N I G E L P A R T O N
I qualified as a social worker over forty years ago and worked as a practitioner in a local authority social services department after graduation. However for over thirty five years, apart from one year at the University of Keele, I have worked as a lecturer and researcher at the University of Huddersfield. I now work on a (very) part time basis. While my main commitment has been to qualifying and post-qualifying social work courses I have also taught and supervised PhD students with a range of health and social science backgrounds. My main interests have been on child welfare and child protection and the theory and practice of social work more generally.
I chose Hammer because …
… while I have been distant from direct social work practice for many years virtually all of my close friends have been social workers at some point and certainly my very closest friend of well over forty years is a social worker, and this story and Hammer relates to her. When she was in her late twenties, and she looked much younger, she was a social worker on a social services department’s Emergency Duty Team. There was no office base and she worked directly from home. The role involved responding to calls out of office hours, of an evening and at weekends, where it seemed there was an emergency which could not wait until the day teams were next available. Many of the calls were from hospitals, foster carers and the police and typically involved mental health concerns, elderly people, or child care problems.

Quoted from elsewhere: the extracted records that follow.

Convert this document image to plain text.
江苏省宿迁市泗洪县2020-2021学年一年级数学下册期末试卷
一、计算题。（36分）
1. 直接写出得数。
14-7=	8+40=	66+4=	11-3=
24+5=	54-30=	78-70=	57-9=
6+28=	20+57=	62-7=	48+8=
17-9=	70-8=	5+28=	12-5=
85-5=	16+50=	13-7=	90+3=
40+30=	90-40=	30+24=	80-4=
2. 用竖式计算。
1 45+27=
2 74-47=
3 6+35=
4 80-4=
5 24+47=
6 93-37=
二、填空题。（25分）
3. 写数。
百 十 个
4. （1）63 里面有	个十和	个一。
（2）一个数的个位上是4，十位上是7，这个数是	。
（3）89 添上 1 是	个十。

This particular call came from a foster carer who said that a man who ‘lived up the valley’ was refusing to bring his young child back after a contact weekend and was demanding to speak to a social worker. My friend spoke to him on the phone and, while he seemed in a relaxed mood, was not prepared to allow the child to return to the foster carers. She arranged to visit and called the police asking them to be available nearby. She gained entry and spoke to the man, but quite out of the blue he produced a hammer and refused to let her or the child out of the house and turned increasingly aggressive. This went on for some time but she stayed calm and talked to him to the point that no only did he put the hammer away but agreed to let both her and the child out of the house. The police had been nearby all the time but did not want to intervene.
Soon after she got home and wrote up her notes she became very shivery and a temperature took hold – probably delayed shock – which meant she had to rest up for a couple of days – but she was back on duty again the following weekend.
I have often felt that bravery is a much underestimated quality required to be a social worker. Social workers are required to go into situations which require considerable guts and then respond by simply relying on their own wits. Nor is bravery only concerned with putting one’s body on the line; much of it is also emotional and intellectual – going to places that others fear to tread. This doesn’t mean being reckless but it does require a strength and a humility which is not always given the profile that is required for many of the challenges which social workers face on a regular basis.